あれこれ考えるうちに、上司の側で、「まあ、どうしても辞めるというなら仕方がないか」という覚悟が決まることが多い。憂鬱な週末を過ごす上司は少々気の毒だが、2日間で心の整理が進んでいるはずだ。辞める側としては、月曜日に晴れやかな表情で「やっぱり辞めます!」と言うといい。

 なお、自分の直属の上司を飛び越えて、上司の上司、あるいは人事部などに先に退職の意思を伝えるのは、よほどの場合を除いてやめた方がいい。直属の上司の顔をつぶす行為は、多くの場合やり過ぎだし、余計だ。引き継ぎ等がスムーズにいかなくなる可能性もある。

退職をするときに
「持ち出せるもの、持ち出せないもの」

 1990年代くらいまでの、情報が紙ベースで管理されていた時代には、転職が決まっているがまだ退職の意思を告げていない社員が、遅くまで残業して名刺のファイルや顧客リストなどを密かにコピーする姿が見られることがあった。特に営業マンの場合は、名刺ファイルが「命の次に大事な飯の種」的な重要性を帯びることがあったが、外資系企業の一部では、個人の名刺ファイルであっても「それは業務上、手に入れたものなので会社の財産だ」という扱いをされることがあった。

 上司の部屋で退職の意志を告げると、その場でIDカードを没収されて自席に戻ることを許されず、荷物は会社側が整理して後日宅配便で届く、というようなギスギスした会社もある。

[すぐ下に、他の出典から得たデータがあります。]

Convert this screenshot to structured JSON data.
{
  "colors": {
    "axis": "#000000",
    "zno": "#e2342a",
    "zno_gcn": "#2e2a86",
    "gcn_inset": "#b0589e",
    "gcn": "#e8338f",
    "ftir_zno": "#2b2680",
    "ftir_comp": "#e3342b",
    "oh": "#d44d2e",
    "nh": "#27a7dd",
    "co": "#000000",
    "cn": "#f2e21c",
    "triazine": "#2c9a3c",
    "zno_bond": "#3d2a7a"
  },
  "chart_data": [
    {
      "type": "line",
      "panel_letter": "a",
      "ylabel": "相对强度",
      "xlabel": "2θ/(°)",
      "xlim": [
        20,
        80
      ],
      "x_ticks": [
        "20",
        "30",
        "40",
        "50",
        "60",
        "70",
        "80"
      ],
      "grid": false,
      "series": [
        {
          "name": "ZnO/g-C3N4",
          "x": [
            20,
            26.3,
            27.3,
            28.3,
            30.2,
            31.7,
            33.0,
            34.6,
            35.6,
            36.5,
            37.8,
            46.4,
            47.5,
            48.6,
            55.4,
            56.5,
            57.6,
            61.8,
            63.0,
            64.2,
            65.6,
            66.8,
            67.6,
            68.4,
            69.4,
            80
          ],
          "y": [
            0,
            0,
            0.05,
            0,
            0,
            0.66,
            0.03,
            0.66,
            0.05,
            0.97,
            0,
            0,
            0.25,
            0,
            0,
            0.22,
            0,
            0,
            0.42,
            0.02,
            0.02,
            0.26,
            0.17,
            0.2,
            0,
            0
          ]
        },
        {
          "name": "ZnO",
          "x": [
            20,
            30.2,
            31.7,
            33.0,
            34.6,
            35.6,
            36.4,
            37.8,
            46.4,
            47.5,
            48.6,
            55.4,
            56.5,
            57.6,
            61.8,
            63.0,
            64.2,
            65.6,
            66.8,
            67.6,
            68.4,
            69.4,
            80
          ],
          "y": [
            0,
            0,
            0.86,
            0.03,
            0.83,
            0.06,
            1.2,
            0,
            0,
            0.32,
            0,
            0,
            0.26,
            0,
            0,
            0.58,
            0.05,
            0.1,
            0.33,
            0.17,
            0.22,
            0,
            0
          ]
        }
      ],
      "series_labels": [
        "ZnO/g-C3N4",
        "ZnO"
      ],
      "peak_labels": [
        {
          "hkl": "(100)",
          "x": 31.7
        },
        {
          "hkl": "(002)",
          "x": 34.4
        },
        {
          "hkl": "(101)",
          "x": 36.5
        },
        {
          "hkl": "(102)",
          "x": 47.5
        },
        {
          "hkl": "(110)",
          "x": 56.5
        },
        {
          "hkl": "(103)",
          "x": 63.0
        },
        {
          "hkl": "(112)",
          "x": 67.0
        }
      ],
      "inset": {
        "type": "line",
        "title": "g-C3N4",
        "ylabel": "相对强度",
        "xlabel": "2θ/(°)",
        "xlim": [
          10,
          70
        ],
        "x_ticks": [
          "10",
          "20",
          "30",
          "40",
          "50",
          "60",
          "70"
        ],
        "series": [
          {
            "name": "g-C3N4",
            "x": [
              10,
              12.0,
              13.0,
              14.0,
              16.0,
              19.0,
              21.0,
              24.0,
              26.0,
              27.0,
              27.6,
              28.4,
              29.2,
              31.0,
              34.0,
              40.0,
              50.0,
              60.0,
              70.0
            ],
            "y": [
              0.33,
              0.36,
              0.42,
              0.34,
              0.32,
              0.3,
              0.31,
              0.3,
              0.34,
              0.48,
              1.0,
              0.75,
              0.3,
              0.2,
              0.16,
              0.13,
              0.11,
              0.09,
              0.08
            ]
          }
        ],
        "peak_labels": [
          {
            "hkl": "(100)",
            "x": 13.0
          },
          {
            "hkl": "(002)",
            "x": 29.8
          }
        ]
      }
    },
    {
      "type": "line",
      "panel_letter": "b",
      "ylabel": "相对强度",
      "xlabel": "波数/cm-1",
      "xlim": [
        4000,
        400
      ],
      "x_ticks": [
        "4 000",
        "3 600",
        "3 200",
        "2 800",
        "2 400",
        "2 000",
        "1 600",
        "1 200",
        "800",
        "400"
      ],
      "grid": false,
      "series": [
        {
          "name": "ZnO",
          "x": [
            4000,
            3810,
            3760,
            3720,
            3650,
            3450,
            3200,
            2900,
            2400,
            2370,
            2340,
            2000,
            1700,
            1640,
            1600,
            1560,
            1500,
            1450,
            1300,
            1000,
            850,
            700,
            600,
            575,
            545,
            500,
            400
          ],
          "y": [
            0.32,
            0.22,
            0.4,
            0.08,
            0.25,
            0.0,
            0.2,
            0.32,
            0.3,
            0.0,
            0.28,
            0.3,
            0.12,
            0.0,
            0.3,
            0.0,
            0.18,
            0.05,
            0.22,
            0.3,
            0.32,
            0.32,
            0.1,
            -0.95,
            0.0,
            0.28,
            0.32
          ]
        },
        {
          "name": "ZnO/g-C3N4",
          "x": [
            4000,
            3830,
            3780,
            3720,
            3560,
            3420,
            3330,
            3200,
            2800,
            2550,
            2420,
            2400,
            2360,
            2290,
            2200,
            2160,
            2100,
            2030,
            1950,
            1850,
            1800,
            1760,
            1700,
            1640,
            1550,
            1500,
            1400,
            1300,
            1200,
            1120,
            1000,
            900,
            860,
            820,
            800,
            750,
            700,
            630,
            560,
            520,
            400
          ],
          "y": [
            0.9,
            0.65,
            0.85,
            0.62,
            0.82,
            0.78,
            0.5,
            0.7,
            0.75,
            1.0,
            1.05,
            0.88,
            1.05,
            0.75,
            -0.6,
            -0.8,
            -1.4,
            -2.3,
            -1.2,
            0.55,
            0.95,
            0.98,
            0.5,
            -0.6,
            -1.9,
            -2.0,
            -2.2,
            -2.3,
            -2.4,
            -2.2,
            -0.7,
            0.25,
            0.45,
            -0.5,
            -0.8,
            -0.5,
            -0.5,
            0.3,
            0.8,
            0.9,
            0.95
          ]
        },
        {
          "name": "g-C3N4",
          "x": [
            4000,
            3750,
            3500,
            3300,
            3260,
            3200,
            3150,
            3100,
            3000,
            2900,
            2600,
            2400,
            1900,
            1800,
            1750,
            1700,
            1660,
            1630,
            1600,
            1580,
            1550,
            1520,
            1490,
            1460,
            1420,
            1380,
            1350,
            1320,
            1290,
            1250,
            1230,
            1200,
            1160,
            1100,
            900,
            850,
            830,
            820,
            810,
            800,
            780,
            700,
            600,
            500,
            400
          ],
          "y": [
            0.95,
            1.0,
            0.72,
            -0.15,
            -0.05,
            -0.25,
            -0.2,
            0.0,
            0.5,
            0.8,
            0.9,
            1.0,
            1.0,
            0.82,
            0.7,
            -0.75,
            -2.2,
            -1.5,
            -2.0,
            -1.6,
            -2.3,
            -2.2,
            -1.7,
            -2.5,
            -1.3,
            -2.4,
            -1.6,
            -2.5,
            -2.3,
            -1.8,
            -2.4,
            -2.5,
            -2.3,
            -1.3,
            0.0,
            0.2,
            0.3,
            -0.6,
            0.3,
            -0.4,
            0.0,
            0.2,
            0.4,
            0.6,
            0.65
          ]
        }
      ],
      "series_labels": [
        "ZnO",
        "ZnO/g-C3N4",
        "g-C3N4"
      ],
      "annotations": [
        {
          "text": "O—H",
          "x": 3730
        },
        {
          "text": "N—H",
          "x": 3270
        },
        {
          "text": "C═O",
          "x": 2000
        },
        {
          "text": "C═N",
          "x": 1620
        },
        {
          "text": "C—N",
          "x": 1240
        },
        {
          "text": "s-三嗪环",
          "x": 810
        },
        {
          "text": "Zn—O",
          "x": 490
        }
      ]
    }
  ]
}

 近年では、顧客や取引先のリストなどは会社のデータベースに入っているだろうが、重要なデータのダウンロードは追跡できるようになっていることが多い。また、紙のコピーのような場合でも監視カメラが作動している場合もあるので、退職直前のデータ持ち出しはやらない方がいいと申し上げておく。

 仕事上必要なデータや連絡先、自分の仕事のデータや書類(自分の「作品」的な書類や研究のデータ)などは日頃から手元に持っておくべきで、退職を決めてからごそごそ持ち出すべきではない。

 また、これまでの職場で使っていて便利だったマニュアルのようなものについても、持ち出しは我慢しよう。もちろんデータ持ち出しを疑われないことが大事だからなのだが、筆者の経験では、昔の会社の書類はあまり役に立たないことが多かった。「自分の頭の中に入っていて、いつでも使える知識のみが自分の実力なのだ」と割り切って、身軽に転職する方がいい。

 もちろん、ギスギスしていないフレンドリーな職場に勤めている場合は、周囲の協力を仰いで退職の準備をするといい。辞める側も単に仕事を引き継ぐだけでなく、同僚の相談に乗るなど大いに親切にして、残った日々を惜しむといい。

 なお、退職の前にオフィスの庶務を担当している人物や、親しい後輩などに親切にしておくと、退職後に届いた郵便物等を転送してくれたり、連絡してきた人に転職後の連絡先を伝えてくれたりする場合があるので、覚えておこう。